This preliminary study project aims to enhance the reliability of GIT SA’s accounting document scans by combining artificial intelligence and human expertise. Currently, many automated tools make errors when analyzing various documents, which can slow down the work of SMEs and accounting firms. The objective is to create a more precise, secure, and adaptable solution for local needs.
To achieve this, the project is developing a system called Human Augmented RAG (HRAG). It uses advanced artificial intelligence models to read and understand documents, but also incorporates user corrections and feedback to continuously improve the accuracy of the results. This method allows adaptation to different document types without needing to fully retrain the models and ensures that all data remains confidential, without resorting to closed online solutions.
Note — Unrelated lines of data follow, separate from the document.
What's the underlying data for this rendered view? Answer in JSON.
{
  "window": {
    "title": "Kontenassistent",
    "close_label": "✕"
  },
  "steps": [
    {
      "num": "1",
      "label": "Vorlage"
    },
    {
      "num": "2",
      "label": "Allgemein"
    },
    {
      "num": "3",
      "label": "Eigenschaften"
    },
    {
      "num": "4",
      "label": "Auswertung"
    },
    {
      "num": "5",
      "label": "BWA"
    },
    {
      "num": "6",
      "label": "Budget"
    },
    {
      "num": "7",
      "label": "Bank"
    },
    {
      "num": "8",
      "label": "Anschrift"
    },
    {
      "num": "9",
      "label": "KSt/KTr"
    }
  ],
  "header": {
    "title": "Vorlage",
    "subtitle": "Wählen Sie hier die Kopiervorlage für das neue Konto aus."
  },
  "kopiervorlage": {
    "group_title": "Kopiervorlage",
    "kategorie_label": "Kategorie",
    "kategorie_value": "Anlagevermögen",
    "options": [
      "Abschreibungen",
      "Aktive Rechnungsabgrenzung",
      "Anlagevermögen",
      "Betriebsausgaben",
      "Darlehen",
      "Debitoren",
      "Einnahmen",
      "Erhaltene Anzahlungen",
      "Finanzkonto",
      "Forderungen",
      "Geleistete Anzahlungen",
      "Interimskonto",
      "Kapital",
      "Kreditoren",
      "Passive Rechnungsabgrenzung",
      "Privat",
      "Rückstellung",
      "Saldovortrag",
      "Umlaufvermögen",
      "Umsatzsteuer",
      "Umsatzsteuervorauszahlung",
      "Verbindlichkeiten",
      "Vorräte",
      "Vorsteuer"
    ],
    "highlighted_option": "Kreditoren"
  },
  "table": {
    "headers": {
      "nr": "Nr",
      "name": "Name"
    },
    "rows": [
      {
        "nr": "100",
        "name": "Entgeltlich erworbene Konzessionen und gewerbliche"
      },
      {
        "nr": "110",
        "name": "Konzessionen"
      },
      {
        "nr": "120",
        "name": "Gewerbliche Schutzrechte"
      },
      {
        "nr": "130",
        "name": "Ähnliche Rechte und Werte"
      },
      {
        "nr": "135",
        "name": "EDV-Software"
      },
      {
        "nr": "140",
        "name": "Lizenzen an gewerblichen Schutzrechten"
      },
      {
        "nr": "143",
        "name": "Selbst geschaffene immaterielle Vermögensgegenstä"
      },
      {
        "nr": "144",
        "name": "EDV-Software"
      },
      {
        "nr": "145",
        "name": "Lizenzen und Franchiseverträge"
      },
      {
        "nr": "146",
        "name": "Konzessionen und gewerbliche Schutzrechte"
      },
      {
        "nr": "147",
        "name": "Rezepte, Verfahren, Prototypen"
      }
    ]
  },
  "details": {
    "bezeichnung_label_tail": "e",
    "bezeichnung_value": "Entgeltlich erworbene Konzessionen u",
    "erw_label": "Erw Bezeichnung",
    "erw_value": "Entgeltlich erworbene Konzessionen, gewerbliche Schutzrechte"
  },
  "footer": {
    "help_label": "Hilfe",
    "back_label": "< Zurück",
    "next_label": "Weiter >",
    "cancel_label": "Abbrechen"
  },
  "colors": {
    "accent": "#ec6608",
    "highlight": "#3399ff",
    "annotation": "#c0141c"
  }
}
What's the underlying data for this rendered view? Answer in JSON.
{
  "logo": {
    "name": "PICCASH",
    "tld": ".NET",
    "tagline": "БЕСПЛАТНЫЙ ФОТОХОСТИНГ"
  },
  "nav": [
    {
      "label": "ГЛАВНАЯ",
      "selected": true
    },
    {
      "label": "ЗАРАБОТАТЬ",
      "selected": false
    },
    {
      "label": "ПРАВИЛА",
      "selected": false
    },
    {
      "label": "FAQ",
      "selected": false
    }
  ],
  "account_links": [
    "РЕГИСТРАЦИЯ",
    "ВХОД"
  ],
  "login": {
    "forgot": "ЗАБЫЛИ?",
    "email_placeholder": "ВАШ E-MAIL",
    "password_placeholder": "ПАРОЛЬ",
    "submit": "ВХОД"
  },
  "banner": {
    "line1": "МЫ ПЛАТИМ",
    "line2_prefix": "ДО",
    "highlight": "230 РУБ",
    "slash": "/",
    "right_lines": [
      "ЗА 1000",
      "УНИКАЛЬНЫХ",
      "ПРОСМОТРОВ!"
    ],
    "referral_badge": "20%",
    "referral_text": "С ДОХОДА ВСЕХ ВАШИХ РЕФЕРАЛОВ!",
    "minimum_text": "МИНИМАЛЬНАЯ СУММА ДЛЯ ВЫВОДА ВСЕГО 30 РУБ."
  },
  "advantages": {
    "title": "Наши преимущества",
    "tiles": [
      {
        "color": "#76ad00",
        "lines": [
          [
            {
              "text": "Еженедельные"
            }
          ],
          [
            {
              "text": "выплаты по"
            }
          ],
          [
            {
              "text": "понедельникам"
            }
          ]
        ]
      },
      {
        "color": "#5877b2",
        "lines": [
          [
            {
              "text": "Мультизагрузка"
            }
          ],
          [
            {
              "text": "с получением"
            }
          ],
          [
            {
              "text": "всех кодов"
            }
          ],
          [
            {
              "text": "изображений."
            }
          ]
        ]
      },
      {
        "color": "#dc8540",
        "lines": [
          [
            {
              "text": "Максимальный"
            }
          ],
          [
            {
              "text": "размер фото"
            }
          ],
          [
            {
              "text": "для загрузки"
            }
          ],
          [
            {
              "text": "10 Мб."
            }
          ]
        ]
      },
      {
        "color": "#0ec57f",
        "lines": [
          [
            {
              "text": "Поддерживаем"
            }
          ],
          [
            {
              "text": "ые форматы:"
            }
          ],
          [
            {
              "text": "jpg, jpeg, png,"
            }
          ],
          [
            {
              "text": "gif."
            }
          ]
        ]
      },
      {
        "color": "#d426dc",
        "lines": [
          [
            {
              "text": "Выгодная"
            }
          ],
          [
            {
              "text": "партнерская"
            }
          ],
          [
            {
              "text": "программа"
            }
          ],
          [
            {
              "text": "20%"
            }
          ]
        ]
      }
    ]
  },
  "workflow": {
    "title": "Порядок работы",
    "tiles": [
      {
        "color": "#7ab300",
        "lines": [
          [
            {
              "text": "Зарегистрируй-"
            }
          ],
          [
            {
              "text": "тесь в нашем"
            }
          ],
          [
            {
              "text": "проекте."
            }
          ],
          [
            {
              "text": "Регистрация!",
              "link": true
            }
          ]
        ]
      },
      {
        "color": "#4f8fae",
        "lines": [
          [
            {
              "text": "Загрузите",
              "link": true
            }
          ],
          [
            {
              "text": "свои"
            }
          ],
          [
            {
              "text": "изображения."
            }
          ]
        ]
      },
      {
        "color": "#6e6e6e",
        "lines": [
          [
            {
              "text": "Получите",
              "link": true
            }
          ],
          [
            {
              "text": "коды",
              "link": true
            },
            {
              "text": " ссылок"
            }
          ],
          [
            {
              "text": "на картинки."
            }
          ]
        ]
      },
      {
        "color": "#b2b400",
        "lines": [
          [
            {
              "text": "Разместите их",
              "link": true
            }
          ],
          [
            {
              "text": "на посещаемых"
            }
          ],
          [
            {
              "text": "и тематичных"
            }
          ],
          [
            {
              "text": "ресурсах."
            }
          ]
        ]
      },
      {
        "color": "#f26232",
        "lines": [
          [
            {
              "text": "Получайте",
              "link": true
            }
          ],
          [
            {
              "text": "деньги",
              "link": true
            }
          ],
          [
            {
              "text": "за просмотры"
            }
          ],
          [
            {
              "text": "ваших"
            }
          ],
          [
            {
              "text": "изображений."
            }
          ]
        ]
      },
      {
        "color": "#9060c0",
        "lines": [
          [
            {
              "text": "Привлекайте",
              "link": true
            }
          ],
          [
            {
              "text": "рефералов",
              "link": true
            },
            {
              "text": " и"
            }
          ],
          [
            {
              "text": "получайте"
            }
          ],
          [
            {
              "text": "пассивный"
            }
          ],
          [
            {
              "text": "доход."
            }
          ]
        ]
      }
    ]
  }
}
The preliminary study focuses on two key areas:
- AI Model Testing:
Analysis of the performance of various advanced models and contextual learning techniques on a corpus of anonymized real documents. The goal is to identify the most effective combination to improve automatic recognition. - Technical Study and Design:
Design of the HRAG system architecture, defining the necessary resources and estimating development efforts. The team also proposes a roadmap for future deployment, with recommendations for a large-scale Innosuisse project.
This exploratory phase has enabled GIT SA to make its Peppermint software more reliable and competitive, while laying the groundwork for an intelligent solution tailored to the real needs of users.